We did like that, especially the bat enclosure. It was a weird thing to like, and more than a little creepy, but Katie liked being scared. You wouldn’t think that about her, with how nice and sweet she was, but she loved being scared. We would stay up all night sometimes watching movies like Friday the 13th and Hereditary.
“Maybe,” I said. “Probably not though. I kind of just want to veg.”
I didn’t like being scared, which made being friends with Katie very hard, especially at night. I would do anything for just one day where I could watch scary movies with her again.
“Would that make you happy?” Katie asked as I got out of the car. “I will watch all the scary movies with you if you just listen to me.”

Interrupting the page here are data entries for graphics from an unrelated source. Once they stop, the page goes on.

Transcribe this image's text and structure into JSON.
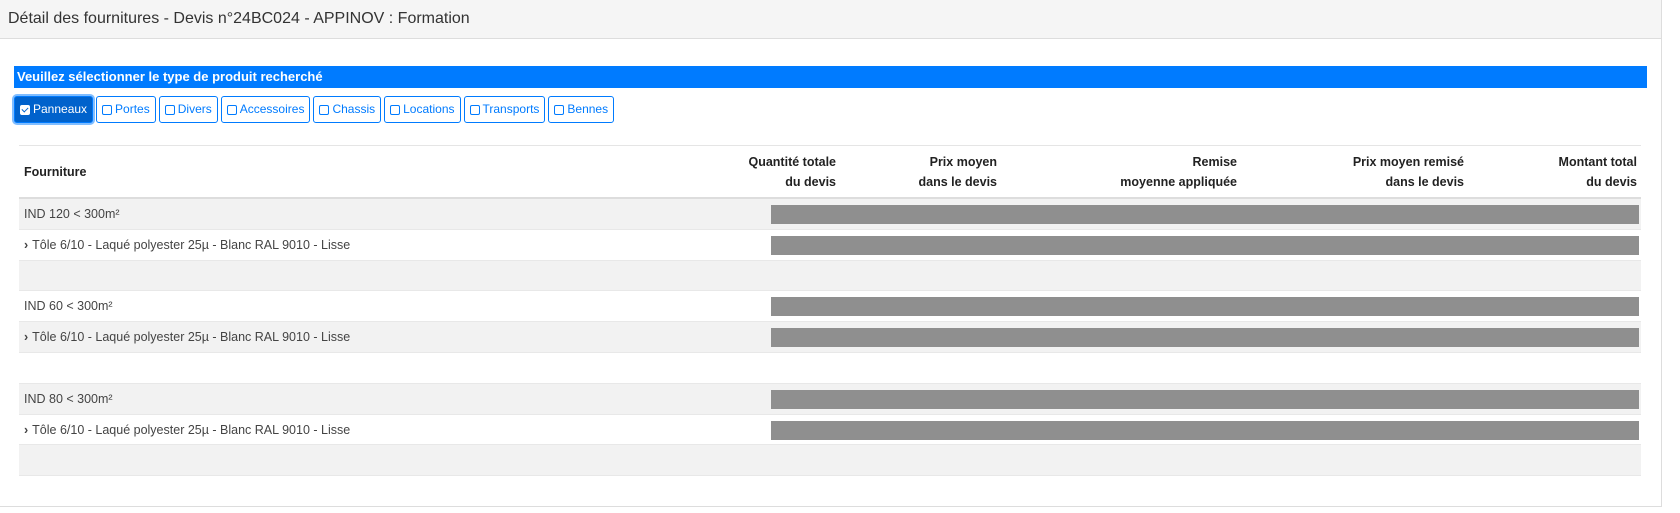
{
  "header": {
    "title": "Détail des fournitures - Devis n°24BC024 - APPINOV : Formation"
  },
  "filter": {
    "label": "Veuillez sélectionner le type de produit recherché",
    "buttons": [
      {
        "label": "Panneaux",
        "checked": true
      },
      {
        "label": "Portes",
        "checked": false
      },
      {
        "label": "Divers",
        "checked": false
      },
      {
        "label": "Accessoires",
        "checked": false
      },
      {
        "label": "Chassis",
        "checked": false
      },
      {
        "label": "Locations",
        "checked": false
      },
      {
        "label": "Transports",
        "checked": false
      },
      {
        "label": "Bennes",
        "checked": false
      }
    ]
  },
  "table": {
    "columns": {
      "fourniture": "Fourniture",
      "quantite": [
        "Quantité totale",
        "du devis"
      ],
      "prix": [
        "Prix moyen",
        "dans le devis"
      ],
      "remise": [
        "Remise",
        "moyenne appliquée"
      ],
      "prix_remise": [
        "Prix moyen remisé",
        "dans le devis"
      ],
      "montant": [
        "Montant total",
        "du devis"
      ]
    },
    "groups": [
      {
        "name": "IND 120 < 300m²",
        "item": "Tôle 6/10 - Laqué polyester 25µ - Blanc RAL 9010 - Lisse"
      },
      {
        "name": "IND 60 < 300m²",
        "item": "Tôle 6/10 - Laqué polyester 25µ - Blanc RAL 9010 - Lisse"
      },
      {
        "name": "IND 80 < 300m²",
        "item": "Tôle 6/10 - Laqué polyester 25µ - Blanc RAL 9010 - Lisse"
      }
    ]
  }
}
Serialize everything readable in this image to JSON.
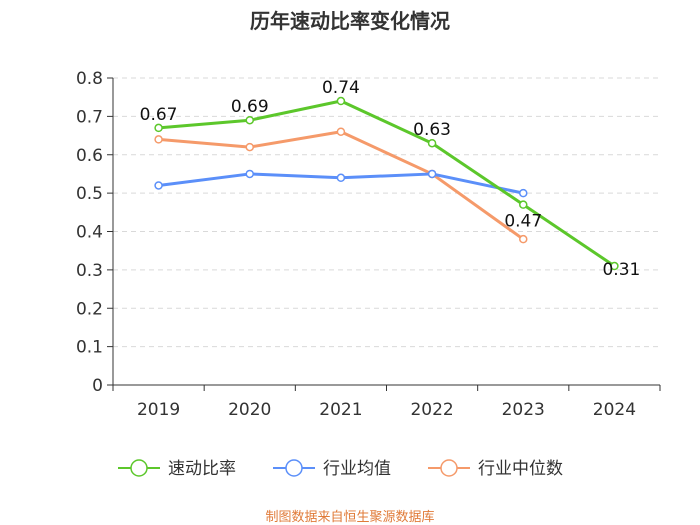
{
  "chart_data": {
    "type": "line",
    "title": "历年速动比率变化情况",
    "categories": [
      "2019",
      "2020",
      "2021",
      "2022",
      "2023",
      "2024"
    ],
    "ylim": [
      0,
      0.8
    ],
    "yticks": [
      "0",
      "0.1",
      "0.2",
      "0.3",
      "0.4",
      "0.5",
      "0.6",
      "0.7",
      "0.8"
    ],
    "grid": true,
    "legend_position": "bottom",
    "series": [
      {
        "name": "速动比率",
        "color": "#5cc72b",
        "values": [
          0.67,
          0.69,
          0.74,
          0.63,
          0.47,
          0.31
        ],
        "labels": [
          "0.67",
          "0.69",
          "0.74",
          "0.63",
          "0.47",
          "0.31"
        ]
      },
      {
        "name": "行业均值",
        "color": "#5b8ff9",
        "values": [
          0.52,
          0.55,
          0.54,
          0.55,
          0.5,
          null
        ]
      },
      {
        "name": "行业中位数",
        "color": "#f59a6a",
        "values": [
          0.64,
          0.62,
          0.66,
          0.55,
          0.38,
          null
        ]
      }
    ],
    "source": "制图数据来自恒生聚源数据库"
  }
}
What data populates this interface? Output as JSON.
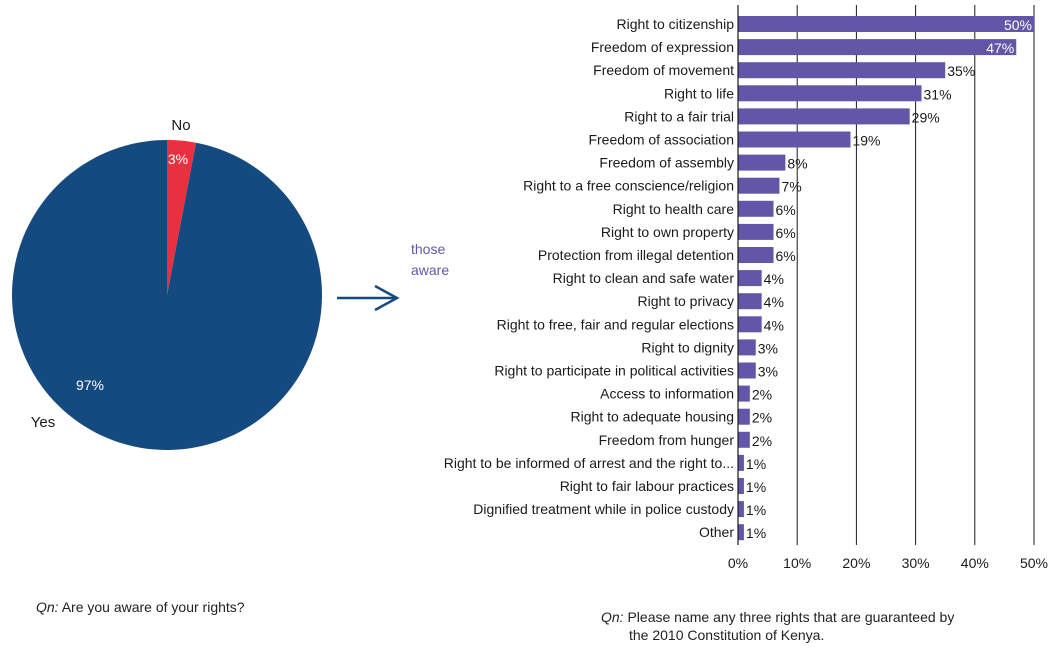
{
  "chart_data": [
    {
      "type": "pie",
      "slices": [
        {
          "label": "No",
          "value": 3,
          "display": "3%",
          "color": "#e8303f"
        },
        {
          "label": "Yes",
          "value": 97,
          "display": "97%",
          "color": "#154a80"
        }
      ],
      "question_prefix": "Qn:",
      "question": "Are you aware of your rights?"
    },
    {
      "type": "bar",
      "orientation": "horizontal",
      "annotation": "those aware",
      "annotation_lines": [
        "those",
        "aware"
      ],
      "categories": [
        "Right to citizenship",
        "Freedom of expression",
        "Freedom of movement",
        "Right to life",
        "Right to a fair trial",
        "Freedom of association",
        "Freedom of assembly",
        "Right to a free conscience/religion",
        "Right to health care",
        "Right to own property",
        "Protection from illegal detention",
        "Right to clean and safe water",
        "Right to privacy",
        "Right to free, fair and regular elections",
        "Right to dignity",
        "Right to participate in political activities",
        "Access to information",
        "Right to adequate housing",
        "Freedom from hunger",
        "Right to be informed of arrest and the right to...",
        "Right to fair labour practices",
        "Dignified treatment while in police custody",
        "Other"
      ],
      "values": [
        50,
        47,
        35,
        31,
        29,
        19,
        8,
        7,
        6,
        6,
        6,
        4,
        4,
        4,
        3,
        3,
        2,
        2,
        2,
        1,
        1,
        1,
        1
      ],
      "value_labels": [
        "50%",
        "47%",
        "35%",
        "31%",
        "29%",
        "19%",
        "8%",
        "7%",
        "6%",
        "6%",
        "6%",
        "4%",
        "4%",
        "4%",
        "3%",
        "3%",
        "2%",
        "2%",
        "2%",
        "1%",
        "1%",
        "1%",
        "1%"
      ],
      "xlim": [
        0,
        50
      ],
      "xticks": [
        0,
        10,
        20,
        30,
        40,
        50
      ],
      "xtick_labels": [
        "0%",
        "10%",
        "20%",
        "30%",
        "40%",
        "50%"
      ],
      "grid": true,
      "bar_color": "#6356a8",
      "question_prefix": "Qn:",
      "question_line1": "Please name any three rights that are guaranteed by",
      "question_line2": "the 2010 Constitution of Kenya."
    }
  ],
  "colors": {
    "arrow": "#154a80",
    "annotation": "#6356a8",
    "grid": "#1a1a1a",
    "text": "#1a1a1a"
  }
}
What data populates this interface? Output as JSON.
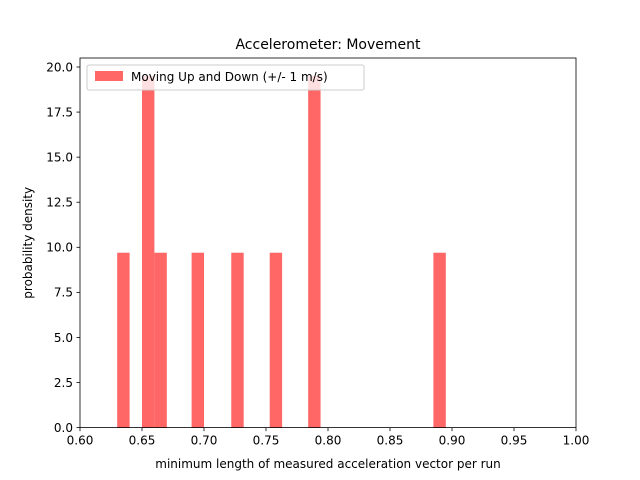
{
  "chart_data": {
    "type": "bar",
    "title": "Accelerometer: Movement",
    "xlabel": "minimum length of measured acceleration vector per run",
    "ylabel": "probability density",
    "xlim": [
      0.6,
      1.0
    ],
    "ylim": [
      0.0,
      20.5
    ],
    "xticks": [
      "0.60",
      "0.65",
      "0.70",
      "0.75",
      "0.80",
      "0.85",
      "0.90",
      "0.95",
      "1.00"
    ],
    "yticks": [
      "0.0",
      "2.5",
      "5.0",
      "7.5",
      "10.0",
      "12.5",
      "15.0",
      "17.5",
      "20.0"
    ],
    "grid": false,
    "legend_position": "top-left",
    "series": [
      {
        "name": "Moving Up and Down (+/- 1 m/s)",
        "color": "#ff6666",
        "bins": [
          {
            "x0": 0.63,
            "x1": 0.64,
            "value": 9.7
          },
          {
            "x0": 0.65,
            "x1": 0.66,
            "value": 19.5
          },
          {
            "x0": 0.66,
            "x1": 0.67,
            "value": 9.7
          },
          {
            "x0": 0.69,
            "x1": 0.7,
            "value": 9.7
          },
          {
            "x0": 0.722,
            "x1": 0.732,
            "value": 9.7
          },
          {
            "x0": 0.753,
            "x1": 0.763,
            "value": 9.7
          },
          {
            "x0": 0.784,
            "x1": 0.794,
            "value": 19.5
          },
          {
            "x0": 0.885,
            "x1": 0.895,
            "value": 9.7
          }
        ]
      }
    ]
  }
}
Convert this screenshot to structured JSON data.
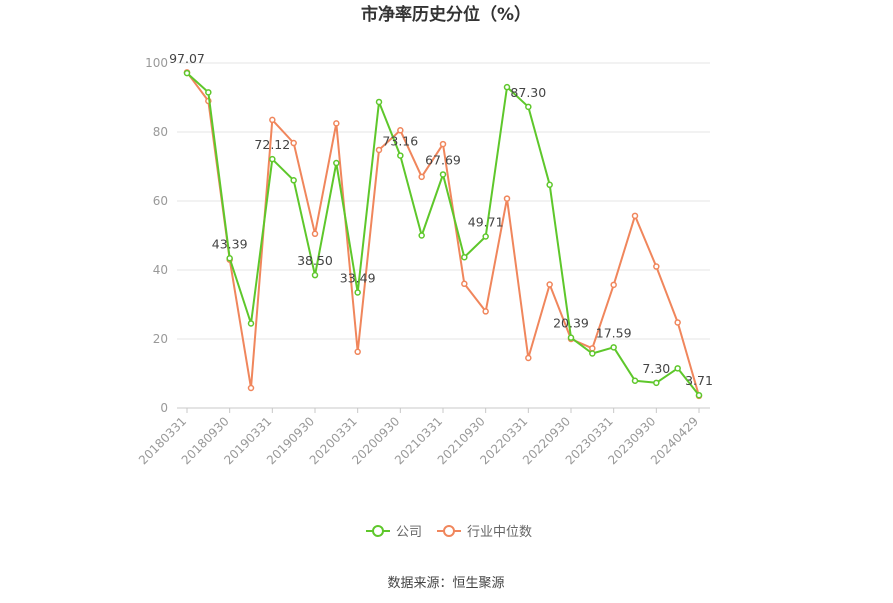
{
  "chart_data": {
    "type": "line",
    "title": "市净率历史分位（%）",
    "source": "数据来源：恒生聚源",
    "ylim": [
      0,
      100
    ],
    "yticks": [
      0,
      20,
      40,
      60,
      80,
      100
    ],
    "x": [
      "20180331",
      "20180630",
      "20180930",
      "20181231",
      "20190331",
      "20190630",
      "20190930",
      "20191231",
      "20200331",
      "20200630",
      "20200930",
      "20201231",
      "20210331",
      "20210630",
      "20210930",
      "20211231",
      "20220331",
      "20220630",
      "20220930",
      "20221231",
      "20230331",
      "20230630",
      "20230930",
      "20231231",
      "20240429"
    ],
    "xtick_labels": [
      "20180331",
      "20180930",
      "20190331",
      "20190930",
      "20200331",
      "20200930",
      "20210331",
      "20210930",
      "20220331",
      "20220930",
      "20230331",
      "20230930",
      "20240429"
    ],
    "series": [
      {
        "name": "公司",
        "color": "#5ec72b",
        "values": [
          97.07,
          91.5,
          43.39,
          24.5,
          72.12,
          66.0,
          38.5,
          71.0,
          33.49,
          88.7,
          73.16,
          50.0,
          67.69,
          43.7,
          49.71,
          93.0,
          87.3,
          64.7,
          20.39,
          15.8,
          17.59,
          7.9,
          7.3,
          11.5,
          3.71
        ]
      },
      {
        "name": "行业中位数",
        "color": "#f0865c",
        "values": [
          97.3,
          89.0,
          43.0,
          5.8,
          83.5,
          76.8,
          50.5,
          82.5,
          16.3,
          74.8,
          80.5,
          67.0,
          76.5,
          36.0,
          28.0,
          60.7,
          14.5,
          35.8,
          20.0,
          17.3,
          35.7,
          55.7,
          41.0,
          24.8,
          3.5
        ]
      }
    ],
    "data_labels": [
      {
        "index": 0,
        "text": "97.07"
      },
      {
        "index": 2,
        "text": "43.39"
      },
      {
        "index": 4,
        "text": "72.12"
      },
      {
        "index": 6,
        "text": "38.50"
      },
      {
        "index": 8,
        "text": "33.49"
      },
      {
        "index": 10,
        "text": "73.16"
      },
      {
        "index": 12,
        "text": "67.69"
      },
      {
        "index": 14,
        "text": "49.71"
      },
      {
        "index": 16,
        "text": "87.30"
      },
      {
        "index": 18,
        "text": "20.39"
      },
      {
        "index": 20,
        "text": "17.59"
      },
      {
        "index": 22,
        "text": "7.30"
      },
      {
        "index": 24,
        "text": "3.71"
      }
    ],
    "grid": true,
    "legend_position": "bottom"
  }
}
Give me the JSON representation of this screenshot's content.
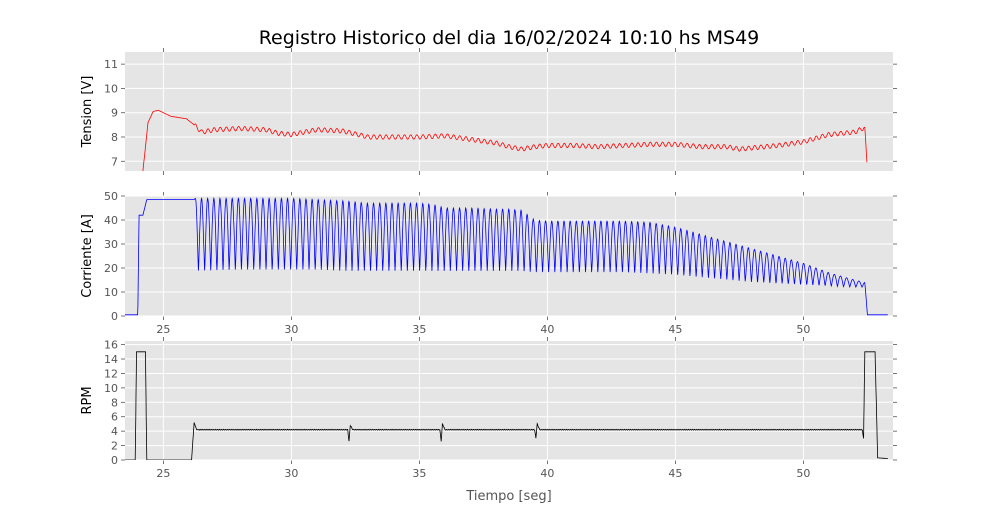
{
  "chart_data": {
    "type": "line",
    "title": "Registro Historico del dia 16/02/2024 10:10 hs MS49",
    "xlabel": "Tiempo [seg]",
    "xlim": [
      23.5,
      53.5
    ],
    "x_ticks": [
      25,
      30,
      35,
      40,
      45,
      50
    ],
    "panels": [
      {
        "name": "tension",
        "ylabel": "Tension [V]",
        "ylim": [
          6.6,
          11.5
        ],
        "y_ticks": [
          7,
          8,
          9,
          10,
          11
        ],
        "color": "#ff0000",
        "grid": true,
        "series": {
          "x": [
            24.2,
            24.4,
            24.6,
            24.8,
            25.0,
            25.3,
            25.6,
            25.9,
            26.2,
            26.5,
            27,
            28,
            29,
            29.5,
            30,
            31,
            32,
            33,
            34,
            35,
            36,
            37,
            38,
            38.5,
            39,
            39.5,
            40,
            41,
            42,
            43,
            44,
            45,
            46,
            47,
            47.5,
            48,
            49,
            50,
            51,
            52,
            52.4,
            52.5
          ],
          "y": [
            6.6,
            8.6,
            9.05,
            9.1,
            9.0,
            8.85,
            8.8,
            8.75,
            8.5,
            8.2,
            8.3,
            8.35,
            8.3,
            8.15,
            8.1,
            8.3,
            8.25,
            8.0,
            8.0,
            8.0,
            8.05,
            7.9,
            7.75,
            7.6,
            7.5,
            7.6,
            7.65,
            7.65,
            7.6,
            7.65,
            7.7,
            7.7,
            7.6,
            7.6,
            7.5,
            7.55,
            7.65,
            7.8,
            8.1,
            8.2,
            8.4,
            6.6
          ]
        }
      },
      {
        "name": "corriente",
        "ylabel": "Corriente [A]",
        "ylim": [
          0,
          50
        ],
        "y_ticks": [
          0,
          10,
          20,
          30,
          40,
          50
        ],
        "color": "#0000ff",
        "grid": true,
        "series": {
          "x": [
            23.5,
            24.0,
            24.05,
            24.2,
            24.35,
            26.2,
            26.25,
            28,
            30,
            31,
            32,
            33,
            34,
            35,
            35.5,
            36,
            37,
            38,
            38.5,
            39,
            39.5,
            40,
            41,
            42,
            43,
            44,
            45,
            46,
            47,
            48,
            49,
            50,
            51,
            52,
            52.4,
            52.5,
            53.3
          ],
          "y_high": [
            0.5,
            0.5,
            42,
            42,
            48.5,
            48.5,
            49,
            49,
            49,
            48.5,
            48,
            47,
            47,
            47,
            46.5,
            45,
            45,
            44.5,
            44.5,
            44,
            40,
            39.5,
            39.5,
            39.5,
            39.5,
            39,
            37,
            34,
            31,
            28,
            25,
            22,
            18,
            15,
            14,
            0.5,
            0.5
          ],
          "y_low": [
            0.5,
            0.5,
            42,
            42,
            48.5,
            48.5,
            18.5,
            19,
            19,
            19,
            18.5,
            18.5,
            18.5,
            18.5,
            18.5,
            18.5,
            18.5,
            18.5,
            18.5,
            18.5,
            18,
            18,
            18,
            18,
            18,
            17.5,
            17,
            16,
            15,
            14,
            13.5,
            13,
            12.5,
            12,
            12,
            0.5,
            0.5
          ],
          "oscillation_period": 0.24
        }
      },
      {
        "name": "rpm",
        "ylabel": "RPM",
        "ylim": [
          0,
          16.5
        ],
        "y_ticks": [
          0,
          2,
          4,
          6,
          8,
          10,
          12,
          14,
          16
        ],
        "color": "#000000",
        "grid": true,
        "series": {
          "x": [
            23.5,
            23.9,
            23.95,
            24.3,
            24.35,
            26.1,
            26.2,
            26.3,
            26.4,
            32.2,
            32.25,
            32.3,
            32.4,
            35.8,
            35.85,
            35.9,
            36.0,
            39.5,
            39.55,
            39.6,
            39.7,
            52.3,
            52.35,
            52.4,
            52.8,
            52.9,
            53.3
          ],
          "y": [
            0,
            0,
            15,
            15,
            0,
            0,
            5.2,
            4.2,
            4.2,
            4.2,
            2.6,
            4.8,
            4.2,
            4.2,
            2.6,
            5.0,
            4.2,
            4.2,
            3.0,
            5.0,
            4.2,
            4.2,
            3.0,
            15,
            15,
            0.3,
            0.2
          ]
        }
      }
    ]
  }
}
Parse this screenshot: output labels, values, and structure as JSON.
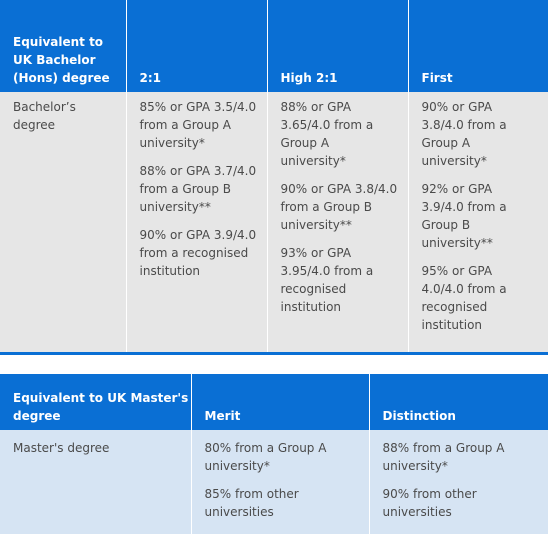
{
  "bachelor_table": {
    "headers": [
      "Equivalent to UK Bachelor (Hons) degree",
      "2:1",
      "High 2:1",
      "First"
    ],
    "row_label": "Bachelor’s degree",
    "cols": [
      [
        "85% or GPA 3.5/4.0 from a Group A university*",
        "88% or GPA 3.7/4.0 from a Group B university**",
        "90% or GPA 3.9/4.0 from a recognised institution"
      ],
      [
        "88% or GPA 3.65/4.0 from a Group A university*",
        "90% or GPA 3.8/4.0 from a Group B university**",
        "93% or GPA 3.95/4.0 from a recognised institution"
      ],
      [
        "90% or GPA 3.8/4.0 from a Group A university*",
        "92% or GPA 3.9/4.0 from a Group B university**",
        "95% or GPA 4.0/4.0 from a recognised institution"
      ]
    ]
  },
  "master_table": {
    "headers": [
      "Equivalent to UK Master's degree",
      "Merit",
      "Distinction"
    ],
    "row_label": "Master's degree",
    "cols": [
      [
        "80% from a Group A university*",
        "85% from other universities"
      ],
      [
        "88% from a Group A university*",
        "90% from other universities"
      ]
    ]
  }
}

I didn’t say anything until I got into my room, but the minute I closed the door I threw down my coat and wheeled on her.
“What?” I asked. “What kind of crazy thing do you want me to do, Katie? Oh wait, it doesn’t matter, because you’re not real.”
“I am real,” Katie said.
“Then why can nobody else see you?”
“I don’t know,” Katie replied coolly. “It’s not like I want anybody to see me except for you, so I didn’t ask any questions about it. I figured if anybody would understand that, it would be you.”
“Well, I don’t understand,” I said, plopping down on the bed. “Or I guess, I do understand. I understand that I’m crazy. Maybe if I just sleep this will all be over. Maybe I’m just delusional from lack of sleep.”
Katie hovered into my line of sight. “That won’t make me go away, Anna. I need your help.”
“Go find somebody else to bother then.”